When I think about what made the investment worthwhile, it’s not the tool count, it’s that every common investigation pattern now has a skill. The list of things Claude can do end-to-end without me guiding it through each step is what changed the daily experience.

Keep Skills Narrow and Composable #

Early versions of the skills were too broad — one skill that tried to handle “any production issue” would balloon into a decision tree that was hard to maintain and inconsistent in behavior.

The current approach: one skill per question type, each skill does one investigation pattern well. The ask-support-question skill handles support triage. The integration-test-report skill handles pre-deployment checks. The service-deploy-snapshot skill handles the before/after deployment health comparison. Narrow scope = predictable behavior = trustworthy output.

What Generalizes #

This architecture isn’t specific to my domain.

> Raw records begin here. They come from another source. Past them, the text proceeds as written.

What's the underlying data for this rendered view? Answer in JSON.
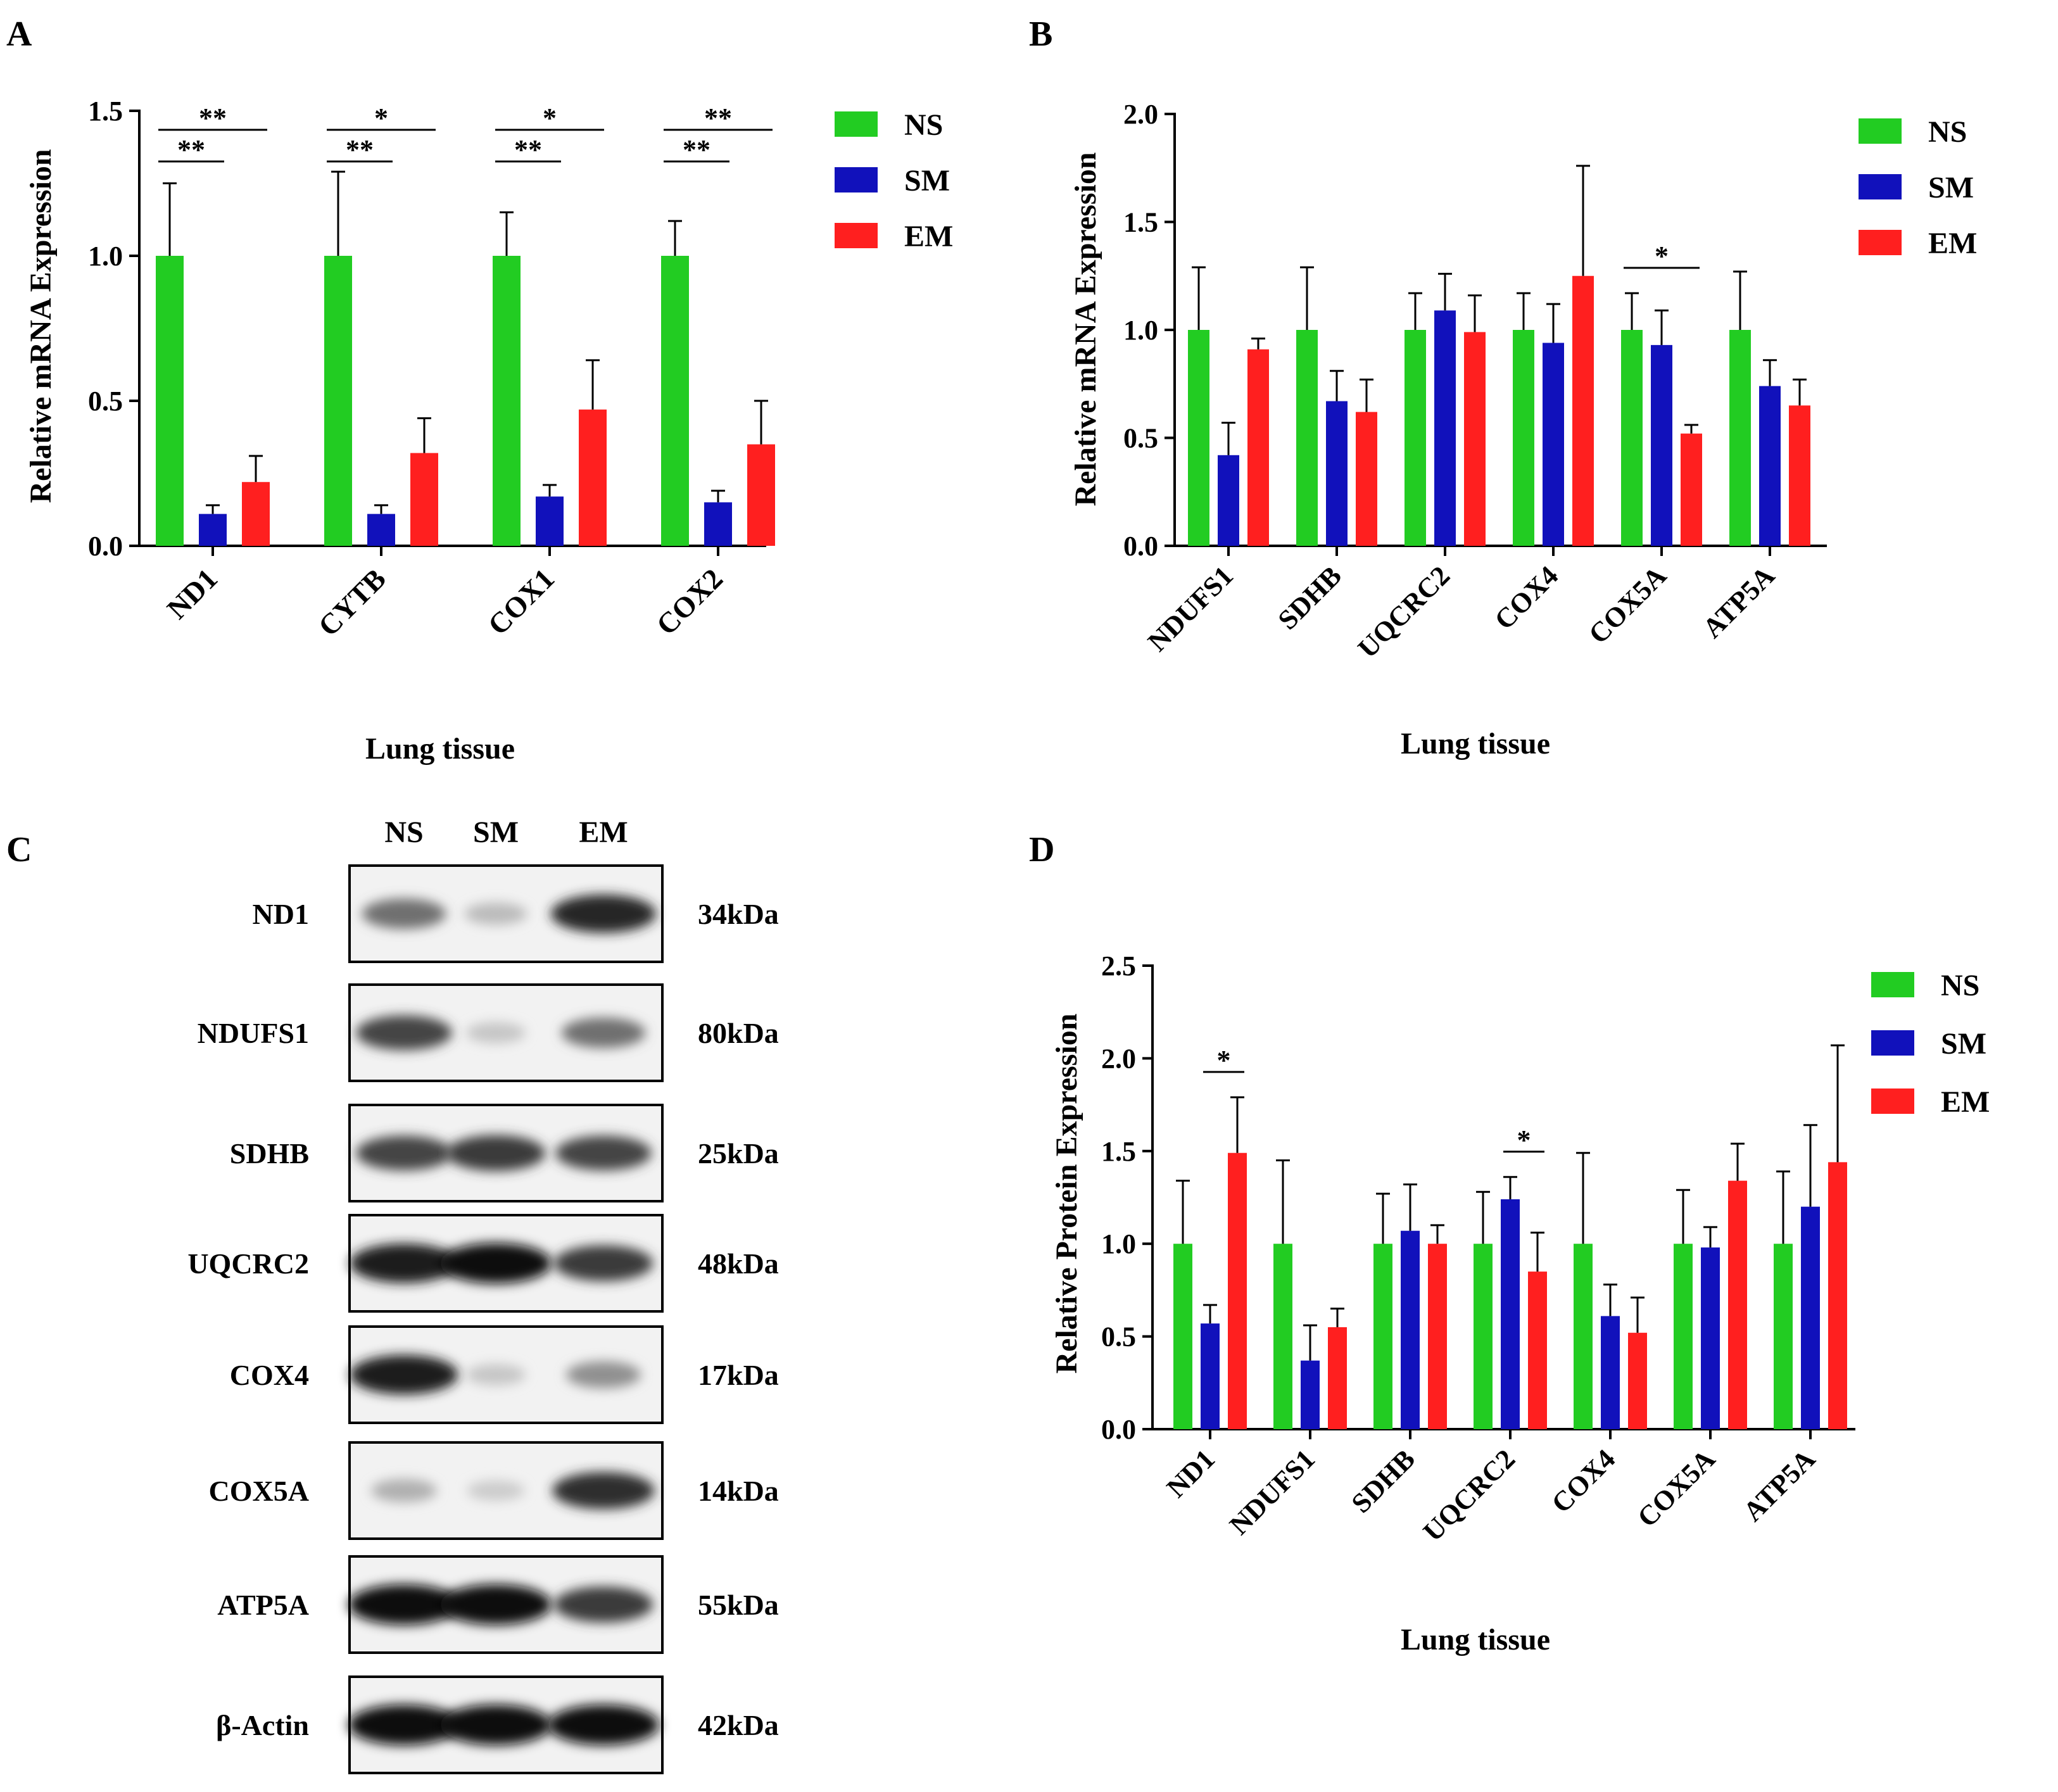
{
  "colors": {
    "NS": "#22cc22",
    "SM": "#1111bb",
    "EM": "#ff1f1f",
    "axis": "#000000"
  },
  "chart_data": [
    {
      "panel": "A",
      "type": "bar",
      "title": "",
      "xlabel": "Lung tissue",
      "ylabel": "Relative mRNA Expression",
      "ylim": [
        0,
        1.5
      ],
      "yticks": [
        "0.0",
        "0.5",
        "1.0",
        "1.5"
      ],
      "categories": [
        "ND1",
        "CYTB",
        "COX1",
        "COX2"
      ],
      "series": [
        {
          "name": "NS",
          "values": [
            1.0,
            1.0,
            1.0,
            1.0
          ],
          "errors": [
            0.25,
            0.29,
            0.15,
            0.12
          ]
        },
        {
          "name": "SM",
          "values": [
            0.11,
            0.11,
            0.17,
            0.15
          ],
          "errors": [
            0.03,
            0.03,
            0.04,
            0.04
          ]
        },
        {
          "name": "EM",
          "values": [
            0.22,
            0.32,
            0.47,
            0.35
          ],
          "errors": [
            0.09,
            0.12,
            0.17,
            0.15
          ]
        }
      ],
      "legend": [
        "NS",
        "SM",
        "EM"
      ],
      "legend_position": "top-right",
      "significance": [
        {
          "category": 0,
          "from": 0,
          "to": 1,
          "label": "**",
          "level": 0
        },
        {
          "category": 0,
          "from": 0,
          "to": 2,
          "label": "**",
          "level": 1
        },
        {
          "category": 1,
          "from": 0,
          "to": 1,
          "label": "**",
          "level": 0
        },
        {
          "category": 1,
          "from": 0,
          "to": 2,
          "label": "*",
          "level": 1
        },
        {
          "category": 2,
          "from": 0,
          "to": 1,
          "label": "**",
          "level": 0
        },
        {
          "category": 2,
          "from": 0,
          "to": 2,
          "label": "*",
          "level": 1
        },
        {
          "category": 3,
          "from": 0,
          "to": 1,
          "label": "**",
          "level": 0
        },
        {
          "category": 3,
          "from": 0,
          "to": 2,
          "label": "**",
          "level": 1
        }
      ]
    },
    {
      "panel": "B",
      "type": "bar",
      "title": "",
      "xlabel": "Lung tissue",
      "ylabel": "Relative mRNA Expression",
      "ylim": [
        0,
        2.0
      ],
      "yticks": [
        "0.0",
        "0.5",
        "1.0",
        "1.5",
        "2.0"
      ],
      "categories": [
        "NDUFS1",
        "SDHB",
        "UQCRC2",
        "COX4",
        "COX5A",
        "ATP5A"
      ],
      "series": [
        {
          "name": "NS",
          "values": [
            1.0,
            1.0,
            1.0,
            1.0,
            1.0,
            1.0
          ],
          "errors": [
            0.29,
            0.29,
            0.17,
            0.17,
            0.17,
            0.27
          ]
        },
        {
          "name": "SM",
          "values": [
            0.42,
            0.67,
            1.09,
            0.94,
            0.93,
            0.74
          ],
          "errors": [
            0.15,
            0.14,
            0.17,
            0.18,
            0.16,
            0.12
          ]
        },
        {
          "name": "EM",
          "values": [
            0.91,
            0.62,
            0.99,
            1.25,
            0.52,
            0.65
          ],
          "errors": [
            0.05,
            0.15,
            0.17,
            0.51,
            0.04,
            0.12
          ]
        }
      ],
      "legend": [
        "NS",
        "SM",
        "EM"
      ],
      "legend_position": "top-right",
      "significance": [
        {
          "category": 4,
          "from": 0,
          "to": 2,
          "label": "*",
          "level": 0
        }
      ]
    },
    {
      "panel": "D",
      "type": "bar",
      "title": "",
      "xlabel": "Lung tissue",
      "ylabel": "Relative Protein Expression",
      "ylim": [
        0,
        2.5
      ],
      "yticks": [
        "0.0",
        "0.5",
        "1.0",
        "1.5",
        "2.0",
        "2.5"
      ],
      "categories": [
        "ND1",
        "NDUFS1",
        "SDHB",
        "UQCRC2",
        "COX4",
        "COX5A",
        "ATP5A"
      ],
      "series": [
        {
          "name": "NS",
          "values": [
            1.0,
            1.0,
            1.0,
            1.0,
            1.0,
            1.0,
            1.0
          ],
          "errors": [
            0.34,
            0.45,
            0.27,
            0.28,
            0.49,
            0.29,
            0.39
          ]
        },
        {
          "name": "SM",
          "values": [
            0.57,
            0.37,
            1.07,
            1.24,
            0.61,
            0.98,
            1.2
          ],
          "errors": [
            0.1,
            0.19,
            0.25,
            0.12,
            0.17,
            0.11,
            0.44
          ]
        },
        {
          "name": "EM",
          "values": [
            1.49,
            0.55,
            1.0,
            0.85,
            0.52,
            1.34,
            1.44
          ],
          "errors": [
            0.3,
            0.1,
            0.1,
            0.21,
            0.19,
            0.2,
            0.63
          ]
        }
      ],
      "legend": [
        "NS",
        "SM",
        "EM"
      ],
      "legend_position": "top-right",
      "significance": [
        {
          "category": 0,
          "from": 1,
          "to": 2,
          "label": "*",
          "level": 0
        },
        {
          "category": 3,
          "from": 1,
          "to": 2,
          "label": "*",
          "level": 0
        }
      ]
    }
  ],
  "western": {
    "panel": "C",
    "columns": [
      "NS",
      "SM",
      "EM"
    ],
    "rows": [
      {
        "label": "ND1",
        "kda": "34kDa",
        "bands": [
          0.55,
          0.2,
          0.9
        ]
      },
      {
        "label": "NDUFS1",
        "kda": "80kDa",
        "bands": [
          0.75,
          0.15,
          0.55
        ]
      },
      {
        "label": "SDHB",
        "kda": "25kDa",
        "bands": [
          0.75,
          0.8,
          0.75
        ]
      },
      {
        "label": "UQCRC2",
        "kda": "48kDa",
        "bands": [
          0.95,
          1.0,
          0.8
        ]
      },
      {
        "label": "COX4",
        "kda": "17kDa",
        "bands": [
          0.95,
          0.15,
          0.4
        ]
      },
      {
        "label": "COX5A",
        "kda": "14kDa",
        "bands": [
          0.25,
          0.12,
          0.85
        ]
      },
      {
        "label": "ATP5A",
        "kda": "55kDa",
        "bands": [
          1.0,
          1.0,
          0.8
        ]
      },
      {
        "label": "β-Actin",
        "kda": "42kDa",
        "bands": [
          1.0,
          1.0,
          1.0
        ]
      }
    ]
  }
}
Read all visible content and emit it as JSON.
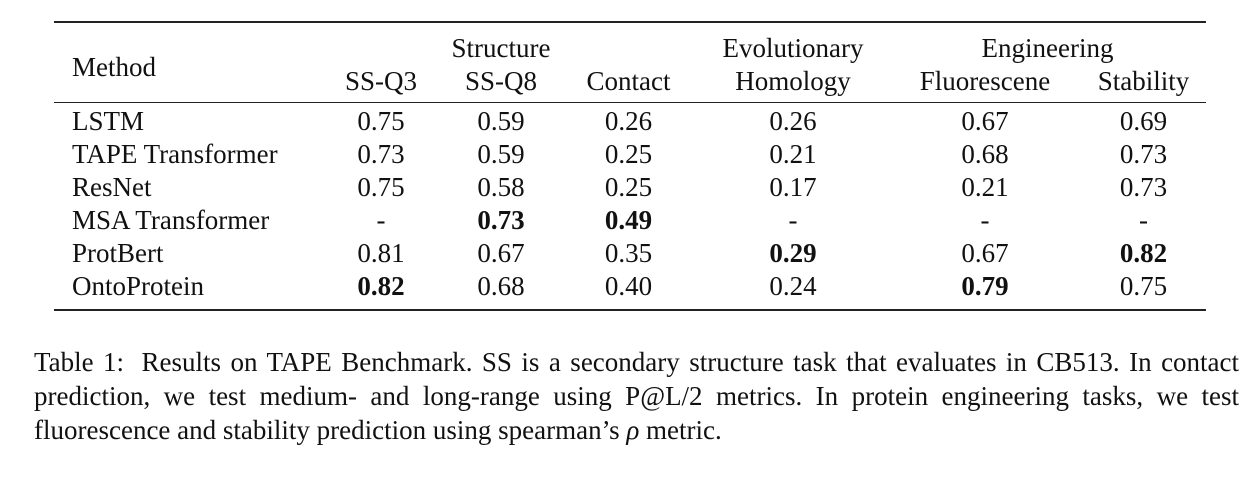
{
  "table": {
    "groups": {
      "structure": "Structure",
      "evolutionary": "Evolutionary",
      "engineering": "Engineering"
    },
    "columns": {
      "method": "Method",
      "ssq3": "SS-Q3",
      "ssq8": "SS-Q8",
      "contact": "Contact",
      "homology": "Homology",
      "fluorescene": "Fluorescene",
      "stability": "Stability"
    },
    "rows": [
      {
        "method": "LSTM",
        "values": [
          "0.75",
          "0.59",
          "0.26",
          "0.26",
          "0.67",
          "0.69"
        ],
        "bold": [
          false,
          false,
          false,
          false,
          false,
          false
        ]
      },
      {
        "method": "TAPE Transformer",
        "values": [
          "0.73",
          "0.59",
          "0.25",
          "0.21",
          "0.68",
          "0.73"
        ],
        "bold": [
          false,
          false,
          false,
          false,
          false,
          false
        ]
      },
      {
        "method": "ResNet",
        "values": [
          "0.75",
          "0.58",
          "0.25",
          "0.17",
          "0.21",
          "0.73"
        ],
        "bold": [
          false,
          false,
          false,
          false,
          false,
          false
        ]
      },
      {
        "method": "MSA Transformer",
        "values": [
          "-",
          "0.73",
          "0.49",
          "-",
          "-",
          "-"
        ],
        "bold": [
          false,
          true,
          true,
          false,
          false,
          false
        ]
      },
      {
        "method": "ProtBert",
        "values": [
          "0.81",
          "0.67",
          "0.35",
          "0.29",
          "0.67",
          "0.82"
        ],
        "bold": [
          false,
          false,
          false,
          true,
          false,
          true
        ]
      },
      {
        "method": "OntoProtein",
        "values": [
          "0.82",
          "0.68",
          "0.40",
          "0.24",
          "0.79",
          "0.75"
        ],
        "bold": [
          true,
          false,
          false,
          false,
          true,
          false
        ]
      }
    ]
  },
  "caption": {
    "label": "Table 1:",
    "text_part1": "Results on TAPE Benchmark. SS is a secondary structure task that evaluates in CB513. In contact prediction, we test medium- and long-range using P@L/2 metrics. In protein engineering tasks, we test fluorescence and stability prediction using spearman’s ",
    "symbol": "ρ",
    "text_part2": " metric."
  }
}
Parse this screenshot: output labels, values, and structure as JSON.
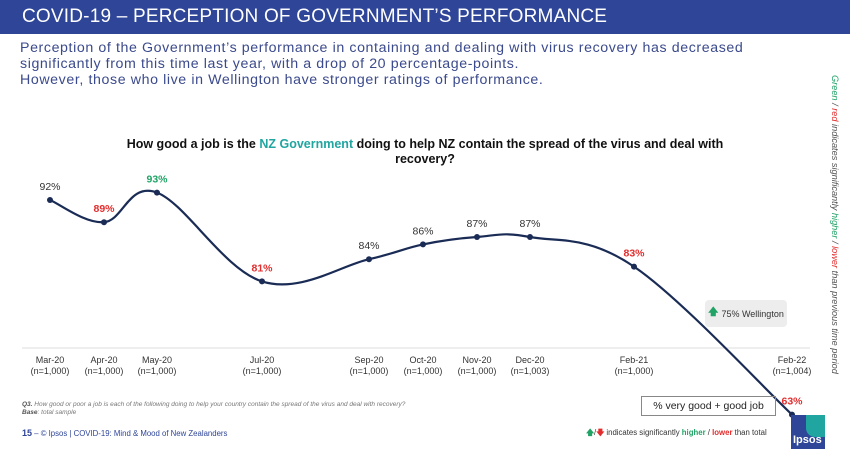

The pattern applies to any team that has:

Specialized data stores with non-obvious field names, index patterns, or query conventions
Repetitive investigation workflows that involve multiple systems in a known order
Accumulated tribal knowledge about how things are wired that lives in people’s heads rather than in documentation
Schema or API docs that are authoritative but verbose — too large to paste into a prompt every time

The components you need to build:

MCP server — one TypeScript (or Python) project that registers tools with the MCP SDK
Tool categories — organize by the type of work they support (search, health, analysis, testing, schema)
Skills directory — Markdown files, one per investigation pattern, stored where Claude Code can find them
CLAUDE.md — project-level config that routes question types to skills and sets field conventions
A query/template library — for any domain involving structured queries, a living library of known-correct examples

The investment is upfront. Writing the first tool is slow — you have to figure out the right abstractions, decide what to hardcode vs. parameterize, understand the MCP tool registration API. Writing the tenth tool is fast. Writing the twentieth is trivial. The skills compound faster than the tools because each new skill can reuse existing tools in new combinations.

The result, after a few months of building: an AI assistant that doesn’t just answer questions but actively investigates them, using the same tools and following the same procedures a senior engineer on the team would use. Not because it’s smarter than before — but because it finally knows where everything is.

The Model Context Protocol specification and SDK are available at modelcontextprotocol.io. Claude Code’s CLAUDE.md documentation is at docs.anthropic.com.